The presentation and training program are based on the message Mr. Gore has been giving for more than two decades, which inspired the documentary film and book, An Inconvenient Truth.
An Inconvenient Truth the book he authored, reached #1 on the New York Times bestseller lists of July 2, and August 13, 2006, and remained on the list for several months.
The film version of An Inconvenient Truth, a recent Oscar winner, is bringing the reality of global warming and climate change to millions of viewers around the world.
It is a phenomenon almost without precedent in terms of mass communication and the power of a direct, reasoned and thoughtful public education tool.
Today's Youth Action Montreal event is a reminder that, in many ways, our collective hope of dealing with this global threat resides, in part, in the next generation.
Young people are more and more concerned about the future survival of our planet.
As a university president, I see these young people in action every day.
I can tell you that at Concordia they have sounded a wake up call.

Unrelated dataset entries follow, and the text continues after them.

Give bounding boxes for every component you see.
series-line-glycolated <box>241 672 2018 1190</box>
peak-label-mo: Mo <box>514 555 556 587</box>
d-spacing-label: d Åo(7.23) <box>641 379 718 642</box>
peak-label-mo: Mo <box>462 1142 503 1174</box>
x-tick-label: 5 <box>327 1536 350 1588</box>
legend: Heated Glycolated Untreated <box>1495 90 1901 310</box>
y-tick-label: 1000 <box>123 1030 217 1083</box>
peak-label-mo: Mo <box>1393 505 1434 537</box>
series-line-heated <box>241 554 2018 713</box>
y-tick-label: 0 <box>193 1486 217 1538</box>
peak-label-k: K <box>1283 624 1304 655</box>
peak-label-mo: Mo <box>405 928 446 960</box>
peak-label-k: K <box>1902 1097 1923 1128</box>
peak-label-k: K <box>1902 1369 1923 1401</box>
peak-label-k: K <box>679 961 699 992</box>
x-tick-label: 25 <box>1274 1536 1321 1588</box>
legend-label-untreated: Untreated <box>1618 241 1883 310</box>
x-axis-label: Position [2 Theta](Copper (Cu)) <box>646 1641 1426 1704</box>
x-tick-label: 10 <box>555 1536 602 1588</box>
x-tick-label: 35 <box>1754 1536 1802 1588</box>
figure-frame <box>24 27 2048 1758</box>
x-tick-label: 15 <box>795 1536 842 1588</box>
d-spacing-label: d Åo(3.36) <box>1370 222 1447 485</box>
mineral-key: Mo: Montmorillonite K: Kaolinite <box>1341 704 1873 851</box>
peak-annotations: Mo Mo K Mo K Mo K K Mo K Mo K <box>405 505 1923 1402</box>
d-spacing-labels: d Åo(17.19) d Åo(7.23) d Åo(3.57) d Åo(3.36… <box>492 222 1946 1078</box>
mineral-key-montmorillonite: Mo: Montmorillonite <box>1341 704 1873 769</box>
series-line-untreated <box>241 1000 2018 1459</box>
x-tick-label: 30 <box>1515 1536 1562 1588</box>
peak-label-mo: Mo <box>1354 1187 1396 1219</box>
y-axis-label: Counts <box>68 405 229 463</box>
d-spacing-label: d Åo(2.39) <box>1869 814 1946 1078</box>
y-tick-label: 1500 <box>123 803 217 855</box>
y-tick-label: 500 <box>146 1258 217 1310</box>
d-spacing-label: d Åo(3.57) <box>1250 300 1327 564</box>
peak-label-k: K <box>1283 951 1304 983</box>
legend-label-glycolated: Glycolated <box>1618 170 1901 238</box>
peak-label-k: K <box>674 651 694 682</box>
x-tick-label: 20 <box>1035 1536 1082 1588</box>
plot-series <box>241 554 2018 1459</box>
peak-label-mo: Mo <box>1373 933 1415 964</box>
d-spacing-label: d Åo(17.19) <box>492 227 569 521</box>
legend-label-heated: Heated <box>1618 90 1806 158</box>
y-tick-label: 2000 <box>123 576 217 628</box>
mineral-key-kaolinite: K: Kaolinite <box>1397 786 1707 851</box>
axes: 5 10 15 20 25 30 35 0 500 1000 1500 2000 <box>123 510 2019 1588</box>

Our Sustainable Concordia group, beginning with a sustainability audit in 2002, has become an integral part of operations at Concordia.

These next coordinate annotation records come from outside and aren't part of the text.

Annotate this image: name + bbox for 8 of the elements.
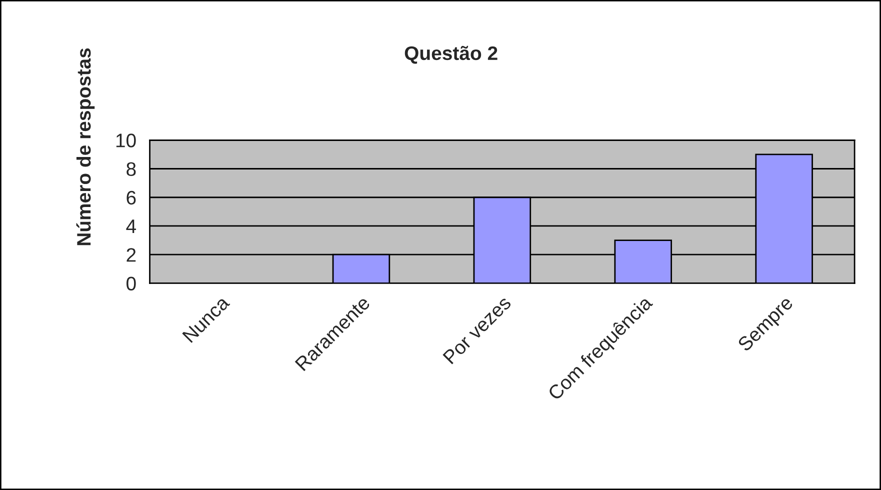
y-tick-label: 8 [126,162,136,176]
y-tick-label: 10 [116,134,136,148]
y-tick-label: 0 [126,276,136,290]
chart-title: Questão 2 [404,46,498,64]
y-tick-label: 4 [126,220,136,234]
y-tick-label: 2 [126,248,136,262]
y-tick-label: 6 [126,190,136,205]
y-axis-title: Número de respostas [76,48,95,246]
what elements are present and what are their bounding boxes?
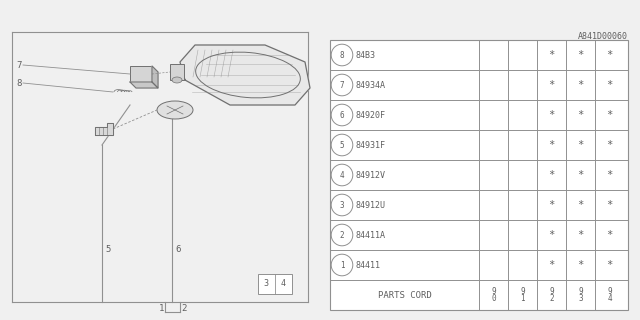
Polygon shape [180, 45, 310, 105]
Text: *: * [548, 230, 555, 240]
Text: *: * [606, 80, 612, 90]
Text: 84912V: 84912V [356, 171, 386, 180]
Text: 5: 5 [340, 140, 344, 149]
Text: 9
0: 9 0 [491, 286, 496, 303]
Text: *: * [577, 50, 584, 60]
Text: 1: 1 [340, 260, 344, 269]
Text: *: * [577, 170, 584, 180]
Text: *: * [577, 260, 584, 270]
Text: 9
1: 9 1 [520, 286, 525, 303]
Text: *: * [548, 170, 555, 180]
Text: 3: 3 [264, 279, 269, 289]
Text: *: * [548, 140, 555, 150]
Text: 8: 8 [17, 78, 22, 87]
Text: 84912U: 84912U [356, 201, 386, 210]
Text: 84B3: 84B3 [356, 51, 376, 60]
Text: *: * [606, 230, 612, 240]
Text: *: * [606, 170, 612, 180]
Text: *: * [577, 110, 584, 120]
Text: 7: 7 [340, 81, 344, 90]
Text: *: * [606, 200, 612, 210]
Text: 7: 7 [17, 60, 22, 69]
Text: 9
4: 9 4 [607, 286, 612, 303]
Text: *: * [577, 200, 584, 210]
Text: *: * [577, 140, 584, 150]
Text: *: * [548, 110, 555, 120]
Text: 84931F: 84931F [356, 140, 386, 149]
Text: 84411A: 84411A [356, 230, 386, 239]
Text: 2: 2 [181, 304, 186, 313]
Text: 84920F: 84920F [356, 110, 386, 119]
Text: 2: 2 [340, 230, 344, 239]
Text: 4: 4 [280, 279, 285, 289]
Polygon shape [152, 66, 158, 88]
Text: 5: 5 [105, 245, 110, 254]
Text: *: * [606, 50, 612, 60]
Text: *: * [548, 80, 555, 90]
Text: *: * [548, 50, 555, 60]
Text: *: * [606, 260, 612, 270]
Text: 3: 3 [340, 201, 344, 210]
Text: 6: 6 [175, 245, 180, 254]
Text: *: * [548, 200, 555, 210]
Text: *: * [606, 140, 612, 150]
Polygon shape [95, 123, 113, 135]
Polygon shape [130, 82, 158, 88]
Text: 6: 6 [340, 110, 344, 119]
Text: 9
2: 9 2 [549, 286, 554, 303]
Text: A841D00060: A841D00060 [578, 32, 628, 41]
Ellipse shape [157, 101, 193, 119]
Bar [170, 64, 184, 80]
Text: 84411: 84411 [356, 260, 381, 269]
Text: *: * [548, 260, 555, 270]
Text: PARTS CORD: PARTS CORD [378, 291, 431, 300]
Text: 1: 1 [159, 304, 164, 313]
Text: 4: 4 [340, 171, 344, 180]
Text: *: * [577, 80, 584, 90]
Text: 9
3: 9 3 [578, 286, 583, 303]
Text: *: * [577, 230, 584, 240]
Text: 8: 8 [340, 51, 344, 60]
Text: *: * [606, 110, 612, 120]
Bar [258, 274, 292, 294]
Bar [130, 66, 152, 82]
Bar [330, 40, 628, 310]
Text: 84934A: 84934A [356, 81, 386, 90]
Ellipse shape [172, 77, 182, 83]
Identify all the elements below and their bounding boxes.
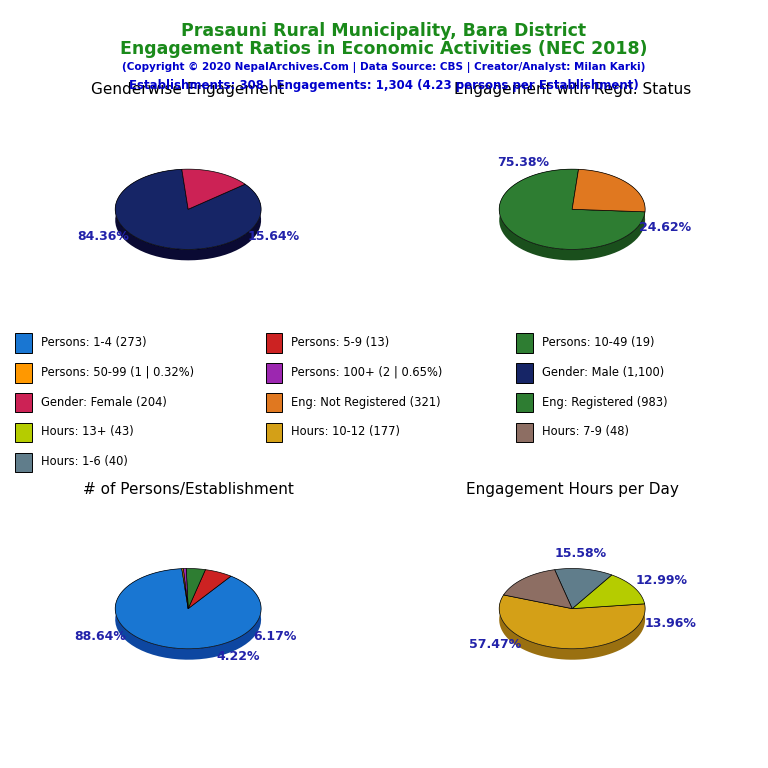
Bar <box>266 363 283 382</box>
Text: Hours: 7-9 (48): Hours: 7-9 (48) <box>542 425 629 439</box>
Text: 88.64%: 88.64% <box>74 631 126 644</box>
Bar <box>266 333 283 353</box>
Text: 6.17%: 6.17% <box>253 630 297 643</box>
Text: 4.22%: 4.22% <box>217 650 260 663</box>
Polygon shape <box>572 169 645 212</box>
Polygon shape <box>499 595 645 649</box>
Polygon shape <box>499 169 645 260</box>
Bar <box>516 393 533 412</box>
Polygon shape <box>554 568 612 609</box>
Text: Hours: 1-6 (40): Hours: 1-6 (40) <box>41 455 127 468</box>
Text: 15.64%: 15.64% <box>247 230 300 243</box>
Text: Gender: Male (1,100): Gender: Male (1,100) <box>542 366 664 379</box>
Text: 15.58%: 15.58% <box>554 547 607 560</box>
Polygon shape <box>184 568 188 609</box>
Text: Hours: 13+ (43): Hours: 13+ (43) <box>41 425 134 439</box>
Title: Genderwise Engagement: Genderwise Engagement <box>91 82 285 98</box>
Text: 24.62%: 24.62% <box>639 221 690 234</box>
Text: (Copyright © 2020 NepalArchives.Com | Data Source: CBS | Creator/Analyst: Milan : (Copyright © 2020 NepalArchives.Com | Da… <box>122 61 646 72</box>
Bar <box>516 333 533 353</box>
Text: Establishments: 308 | Engagements: 1,304 (4.23 persons per Establishment): Establishments: 308 | Engagements: 1,304… <box>129 79 639 92</box>
Title: Engagement with Regd. Status: Engagement with Regd. Status <box>454 82 690 98</box>
Polygon shape <box>115 169 261 260</box>
Title: # of Persons/Establishment: # of Persons/Establishment <box>83 482 293 497</box>
Polygon shape <box>182 169 245 210</box>
Bar <box>266 423 283 442</box>
Polygon shape <box>578 169 645 223</box>
Bar <box>266 393 283 412</box>
Bar <box>516 363 533 382</box>
Polygon shape <box>115 568 261 649</box>
Polygon shape <box>186 568 205 609</box>
Text: 75.38%: 75.38% <box>497 156 549 169</box>
Text: Engagement Ratios in Economic Activities (NEC 2018): Engagement Ratios in Economic Activities… <box>121 40 647 58</box>
Polygon shape <box>504 570 572 609</box>
Text: Eng: Not Registered (321): Eng: Not Registered (321) <box>291 396 441 409</box>
Polygon shape <box>182 568 188 609</box>
Text: Hours: 10-12 (177): Hours: 10-12 (177) <box>291 425 400 439</box>
Text: Persons: 100+ (2 | 0.65%): Persons: 100+ (2 | 0.65%) <box>291 366 443 379</box>
Bar <box>15 333 31 353</box>
Bar <box>15 453 31 472</box>
Bar <box>15 393 31 412</box>
Polygon shape <box>499 169 645 250</box>
Text: Persons: 5-9 (13): Persons: 5-9 (13) <box>291 336 389 349</box>
Polygon shape <box>115 169 261 250</box>
Title: Engagement Hours per Day: Engagement Hours per Day <box>465 482 679 497</box>
Text: 13.96%: 13.96% <box>645 617 697 630</box>
Polygon shape <box>115 568 261 660</box>
Text: Gender: Female (204): Gender: Female (204) <box>41 396 167 409</box>
Polygon shape <box>572 575 644 609</box>
Text: 12.99%: 12.99% <box>636 574 688 587</box>
Text: 57.47%: 57.47% <box>469 637 521 650</box>
Polygon shape <box>499 595 645 660</box>
Text: Eng: Registered (983): Eng: Registered (983) <box>542 396 667 409</box>
Bar <box>15 363 31 382</box>
Text: Persons: 10-49 (19): Persons: 10-49 (19) <box>542 336 654 349</box>
Text: Prasauni Rural Municipality, Bara District: Prasauni Rural Municipality, Bara Distri… <box>181 22 587 39</box>
Polygon shape <box>188 570 231 609</box>
Text: 84.36%: 84.36% <box>77 230 129 243</box>
Bar <box>516 423 533 442</box>
Text: Persons: 50-99 (1 | 0.32%): Persons: 50-99 (1 | 0.32%) <box>41 366 194 379</box>
Bar <box>15 423 31 442</box>
Text: Persons: 1-4 (273): Persons: 1-4 (273) <box>41 336 147 349</box>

Ses projets sont diversifiés, comme en témoignent la serre expérimentale destinée à des projets environnementaux, le composteur au campus Loyola, le projet Allego pour encourager le transport en commun et les conférences spéciales comme, récemment, Blueprints for Change et le Colloque sur le développement durable.
Nombre de nos projets majeurs de rénovation et de construction sont des modèles écoénergétiques, et les chercheurs de Concordia se consacrent à des problèmes comme le développement des sources d'énergie de remplacement, l'épuration de l'eau et la purification du sol, le changement climatique et l'avancée des recherches dans des domaines tels que la nanotechnologie et la génomique environnementale.

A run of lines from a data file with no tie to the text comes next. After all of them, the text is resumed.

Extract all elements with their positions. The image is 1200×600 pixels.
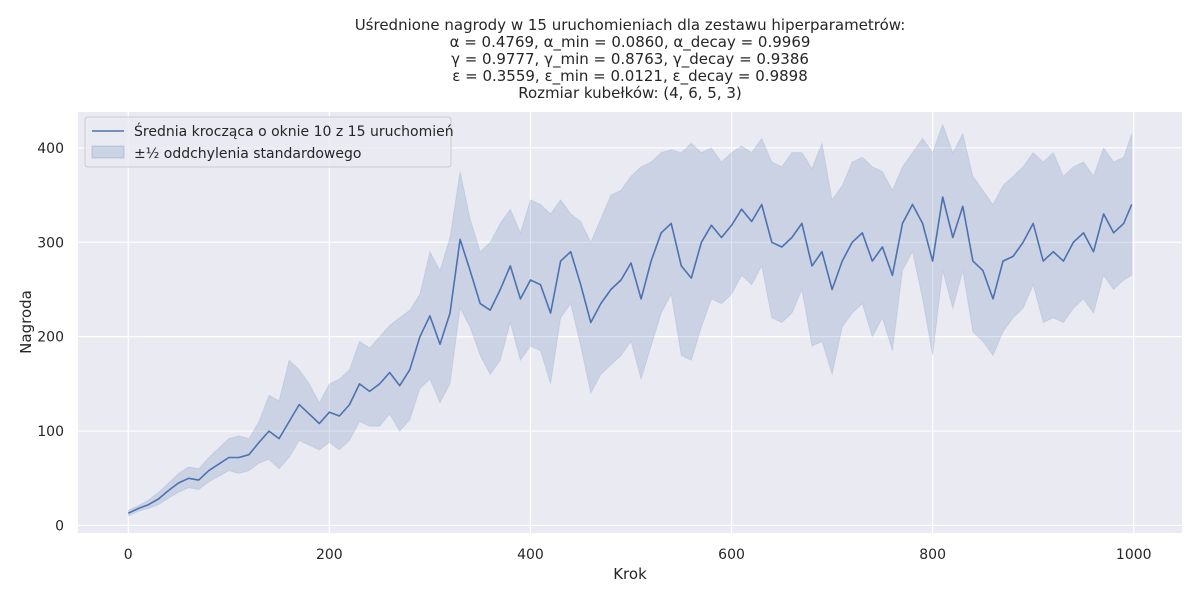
mean-reward-line — [127, 196, 1133, 514]
y-axis-label: Nagroda — [17, 290, 35, 354]
std-band-layer — [127, 122, 1133, 517]
x-tick-label: 200 — [316, 547, 343, 563]
legend-label-mean: Średnia krocząca o oknie 10 z 15 uruchom… — [134, 122, 454, 140]
x-tick-label: 600 — [718, 547, 745, 563]
legend: Średnia krocząca o oknie 10 z 15 uruchom… — [84, 116, 454, 168]
title-line-5: Rozmiar kubełków: (4, 6, 5, 3) — [518, 84, 742, 102]
y-tick-label: 400 — [37, 141, 64, 157]
x-tick-label: 800 — [919, 547, 946, 563]
x-tick-labels: 0 200 400 600 800 1000 — [124, 547, 1152, 563]
y-tick-label: 200 — [37, 330, 64, 346]
x-axis-label: Krok — [613, 565, 647, 583]
x-tick-label: 400 — [517, 547, 544, 563]
x-tick-label: 1000 — [1116, 547, 1152, 563]
title-line-3: γ = 0.9777, γ_min = 0.8763, γ_decay = 0.… — [451, 50, 809, 69]
mean-line-layer — [127, 196, 1133, 514]
title-line-4: ε = 0.3559, ε_min = 0.0121, ε_decay = 0.… — [452, 67, 808, 86]
title-line-2: α = 0.4769, α_min = 0.0860, α_decay = 0.… — [450, 33, 811, 52]
y-tick-label: 300 — [37, 235, 64, 251]
y-tick-label: 100 — [37, 424, 64, 440]
y-tick-label: 0 — [55, 518, 64, 534]
y-tick-labels: 0 100 200 300 400 — [37, 141, 64, 535]
x-tick-label: 0 — [124, 547, 133, 563]
legend-frame — [84, 116, 452, 168]
legend-band-swatch — [91, 145, 125, 159]
plot-area — [78, 112, 1182, 533]
std-band — [127, 122, 1133, 517]
legend-label-std: ±½ oddchylenia standardowego — [134, 146, 361, 162]
chart-title: Uśrednione nagrody w 15 uruchomieniach d… — [355, 16, 906, 102]
title-line-1: Uśrednione nagrody w 15 uruchomieniach d… — [355, 16, 906, 34]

A prime example is the Canadian Solar Buildings Research Network, led by Engineering professor Dr. Andreas Athienitis, which is headquartered at Concordia University.
Inspired by leaders like Al Gore, all of us at Concordia and beyond, must do more.
So, Mr. Gore, for all that you have accomplished in the past and all that you will continue to accomplish, we bestow upon you our university's highest award, an honorary doctorate from Concordia University.
It is a symbol of respect and appreciation for your lifetime of service to your country and to a better world.
I would ask Mr. Gore to please step forward along with our Registrar Linda Healey.